2.2 cents more for a litre of gasoline won't be enough to get more people out of their cars. As we know, CO2 (carbon dioxide) is the principle greenhouse gas (GHG) linked to climate change. According to Natural Resources Canada (NRC), for every litre of gasoline used, a vehicle produces about 2.3 kilograms of CO2 (2.68 Kg for diesel). In 2015, net sales of gasoline and diesel in Canada (net sales represent the amount of taxable fuel actually consumed on public roads in Canada) were 42,563,098,000 litres and 17,988,762,000 litres respectively. At 2.3 Kg/litre and 2.68 Kg/litre, the amount of CO2 emissions produced in Canada by road motor vehicles in 2015 were at around 146 megatons (Mt). That same year, British Columbia motorists emitted a little bit more than 15.6 Mt, or 10.7% of all Canadian emissions (Ontario, Quebec and Alberta levels were at 35.5%, 19.7% and 17.5% respectively). At 10.8 Mt, Alberta CO2 emissions from diesel consumption represented more than 42% of all the province's emissions from road motor vehicles.
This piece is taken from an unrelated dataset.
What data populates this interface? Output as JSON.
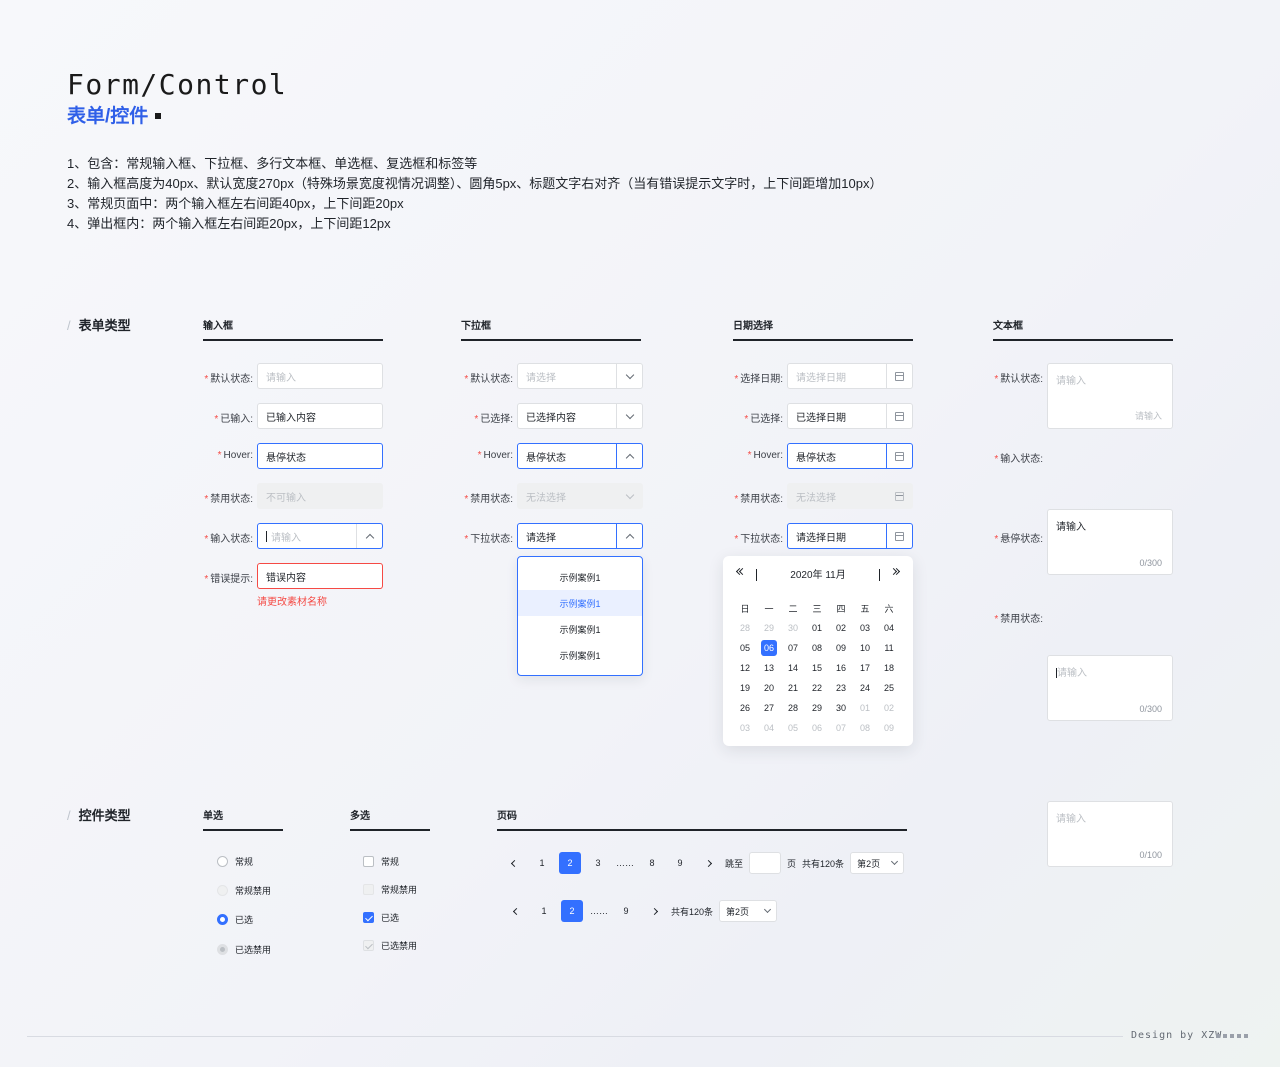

(source: Statistics Canada, Nov. 14, 2016: Sales of fuel used for road motor vehicles by province and territory)
GHG emissions from the transportation sector has grown at an average annual growth of 1.1% since 1990 compared to 0.7% for total Canadian GHG emissions. In 2014, emissions from the transportation sector (includes passenger cars, light trucks, aviation, bus, rail, and motorcycle) were 171 Mt, roughly 23% of total Canadian GHG emissions.
Emissions from passenger aviation, bus, rail, and motorcycle have remained largely flat at 9 Mt from 1990 to 21014. Emissions from light trucks have more than doubled, from 22 Mt in 1990 to more than 50 Mt in 2014, due to the growing "consumer preference" for SUVs and pickup trucks (passenger car emissions went from 52 Mt to 36 Mt during the same period).
(source: National Energy Board Market Snapshot, July 14, 2016: Increased GHG emissions from the transportation sector reflect major consumer and business trends)
Production of oil and gas won't go down as long as the demand for fossil fuel products goes up. Higher taxes on gasoline, diesel and gas guzzling vehicles are some of the most efficient ways to reduce emissions from the transportation sector. Years of information and education on the negative effects of consuming fossil fuels on the environment and public health don't seem to work in changing people behaviour.

The automakers have also been able to get governments to defer or abandon many of the requirements they improve fuel eficiency in new vehicles. While other countries have made great strides, North America has stagnated or gone backwards. The fraudulent mileage promises from car companies have been exposed and the US made changes, but Canada continues to let them get away with it.